United States District Court, E.D. Virginia, Richmond Division
Mar 28, 2007
Civil Action No. 3:06cv180 (E.D. Va. Mar. 28, 2007)

Opinion

Civil Action No. 3:06cv180.

March 28, 2007


MEMORANDUM OPINION


This matter is before the Court on the Motions to Dismiss Pursuant to Rules 12(b)(1) and 12(b)(6) filed by Defendant Gopinath Jadhav, M.D., Defendant Southside Gastroenterology Associates, Ltd., Defendant Petersburg Hospital Company, LLC, and Defendant Columbia/HCA John Randolph, Inc. (hereinafter "defendants"). For the reasons set forth below, the motions are granted.

I.

On March 13, 2006, Lokesh Vuyyuru, M.D. (hereinafter "plaintiff"), filed an ex relatione action on behalf of the United States pursuant to 31 U.S.C. § 3730(b)(1) and 31 U.S.C. § 3732(a). On June 27, 2006, the United States notified the Court of its decision not to intervene. Five months after the original filing, on August 29, 2006, the current shape of this case took form in the Third Amended Complaint ("TAC") filed by Plaintiff. The TAC asserts claims under the Federal False Claims Act, 31 U.S.C. § 3729, et. seq., and conspiracy claims under Virginia law.
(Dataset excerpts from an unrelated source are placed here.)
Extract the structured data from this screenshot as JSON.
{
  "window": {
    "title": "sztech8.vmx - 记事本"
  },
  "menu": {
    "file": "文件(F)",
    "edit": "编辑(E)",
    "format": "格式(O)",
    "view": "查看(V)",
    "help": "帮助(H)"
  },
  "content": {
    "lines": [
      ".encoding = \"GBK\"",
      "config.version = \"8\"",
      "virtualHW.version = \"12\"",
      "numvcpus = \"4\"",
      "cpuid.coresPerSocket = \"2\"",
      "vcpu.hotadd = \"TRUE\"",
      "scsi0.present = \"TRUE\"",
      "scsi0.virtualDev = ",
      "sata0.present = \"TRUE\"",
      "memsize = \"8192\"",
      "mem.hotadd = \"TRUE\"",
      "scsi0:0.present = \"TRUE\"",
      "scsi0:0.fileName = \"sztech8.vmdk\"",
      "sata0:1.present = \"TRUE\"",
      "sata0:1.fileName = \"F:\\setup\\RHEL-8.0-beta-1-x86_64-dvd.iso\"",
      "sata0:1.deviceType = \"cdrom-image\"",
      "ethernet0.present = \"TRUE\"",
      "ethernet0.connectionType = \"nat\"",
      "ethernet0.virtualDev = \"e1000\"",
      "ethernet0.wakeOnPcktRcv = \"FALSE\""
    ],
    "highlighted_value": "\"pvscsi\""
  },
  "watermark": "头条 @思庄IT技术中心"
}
Plaintiff alleges that Gopinath Jadhav, M.D. (hereinafter "Dr Jadhav") engaged in fraudulent activity in his practice as a gastroenterologist by routinely taking unnecessary biopsies of the ileocecal valve during colonoscopies, and then charging Medicaid, Medicare, and private insurance companies for them "for the sole purpose of enhancing his income" and the income of the two hospitals for which he worked: Southside Regional Medical Center (hereinafter "SRMC") and John Randolph Medical Center (hereinafter "JRMC") (Third Am. Compl. 5). The TAC also alleges that Dr. Jadhav and the two medical centers conspired to submit these fraudulent charges.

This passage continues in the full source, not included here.